Lightweight Directory Access Protocol (LDAP) overview
Lightweight Directory Access Protocol (LDAP) is an industry standard access method to directory services. A directory service is a repository of resource information about multiple systems and services within a distributed environment; and it provides client and server access to these resources.
Each database server instance publishes its existence to an LDAP server and provides database information to the LDAP directory when the databases are created. When a client connects to a database, the catalog information for the server can be retrieved from the LDAP directory. Each client is no longer required to store catalog information locally on each machine. Client applications search the LDAP directory for information required to connect to the database.

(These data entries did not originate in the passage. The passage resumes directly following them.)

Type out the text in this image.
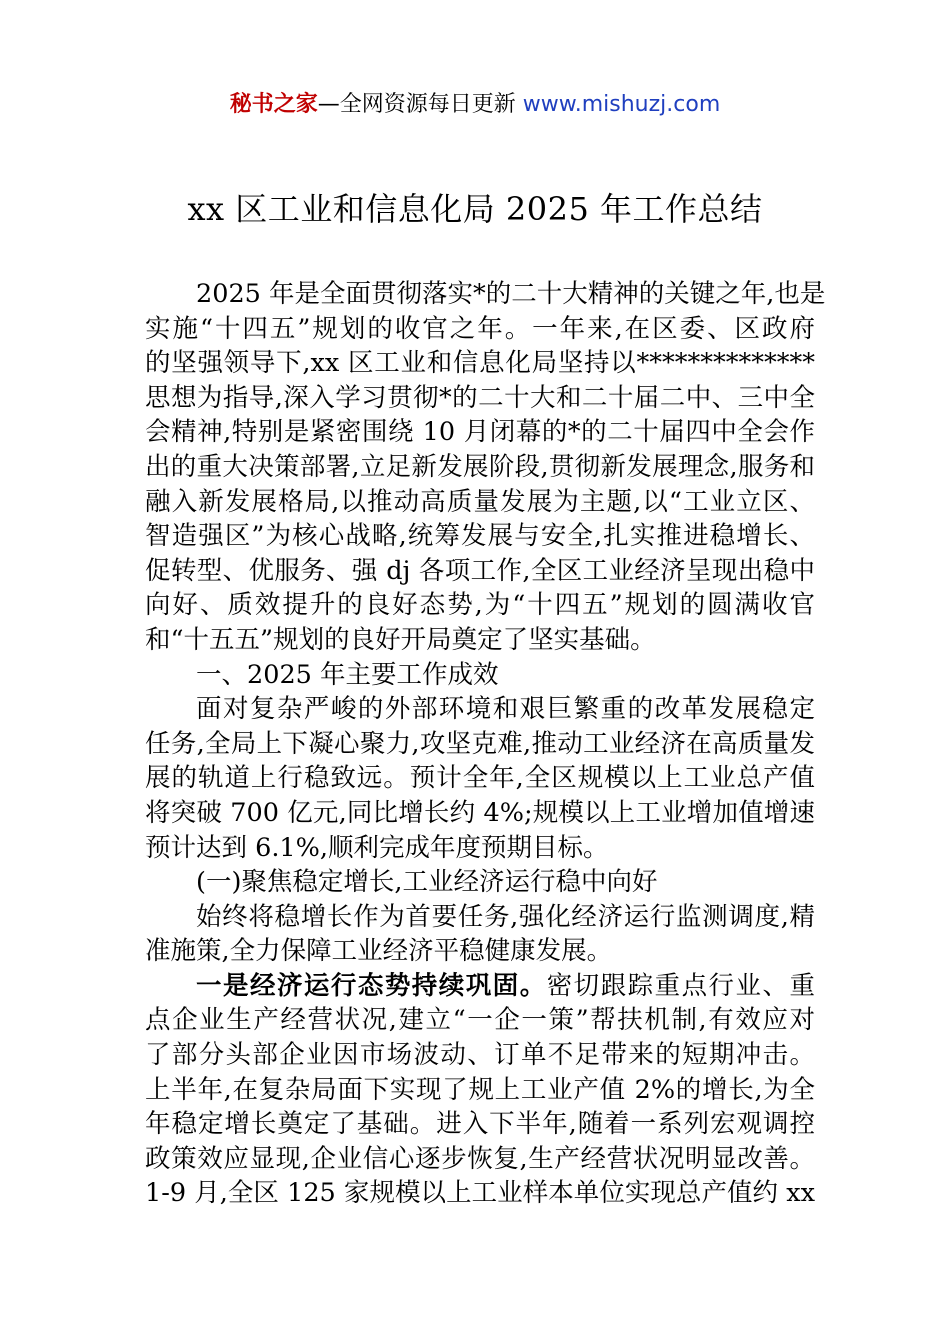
秘书之家—全网资源每日更新 www.mishuzj.com
xx 区工业和信息化局 2025 年工作总结
2025 年是全面贯彻落实*的二十大精神的关键之年,也是
实施“十四五”规划的收官之年。一年来,在区委、区政府
的坚强领导下,xx 区工业和信息化局坚持以**************
思想为指导,深入学习贯彻*的二十大和二十届二中、三中全
会精神,特别是紧密围绕 10 月闭幕的*的二十届四中全会作
出的重大决策部署,立足新发展阶段,贯彻新发展理念,服务和
融入新发展格局,以推动高质量发展为主题,以“工业立区、
智造强区”为核心战略,统筹发展与安全,扎实推进稳增长、
促转型、优服务、强 dj 各项工作,全区工业经济呈现出稳中
向好、质效提升的良好态势,为“十四五”规划的圆满收官
和“十五五”规划的良好开局奠定了坚实基础。
一、2025 年主要工作成效
面对复杂严峻的外部环境和艰巨繁重的改革发展稳定
任务,全局上下凝心聚力,攻坚克难,推动工业经济在高质量发
展的轨道上行稳致远。预计全年,全区规模以上工业总产值
将突破 700 亿元,同比增长约 4%;规模以上工业增加值增速
预计达到 6.1%,顺利完成年度预期目标。
(一)聚焦稳定增长,工业经济运行稳中向好
始终将稳增长作为首要任务,强化经济运行监测调度,精
准施策,全力保障工业经济平稳健康发展。
一是经济运行态势持续巩固。密切跟踪重点行业、重
点企业生产经营状况,建立“一企一策”帮扶机制,有效应对
了部分头部企业因市场波动、订单不足带来的短期冲击。
上半年,在复杂局面下实现了规上工业产值 2%的增长,为全
年稳定增长奠定了基础。进入下半年,随着一系列宏观调控
政策效应显现,企业信心逐步恢复,生产经营状况明显改善。
1-9 月,全区 125 家规模以上工业样本单位实现总产值约 xx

A caching mechanism exists so that the client only needs to search the LDAP directory server once. After the information is retrieved from the LDAP directory server, it is stored or cached on the local computer based on the values of the dir_cache database manager configuration parameter and the DB2LDAPCACHE registry variable. The dir_cache database manager configuration parameter is used to store database, node, and DCS directory files in a memory cache. The directory cache is used by an application until the application closes. The DB2LDAPCACHE registry variable is used to store database, node, and DCS directory files in a local disk cache.
- If DB2LDAPCACHE=NO and dir_cache=NO, then always read the information from LDAP.
- If DB2LDAPCACHE=NO and dir_cache=YES, then read the information from LDAP once and insert it into the Db2® cache.
- If DB2LDAPCACHE=YES or is not set, then read the information from LDAP once and cache it into the local database, node, and DCS directories.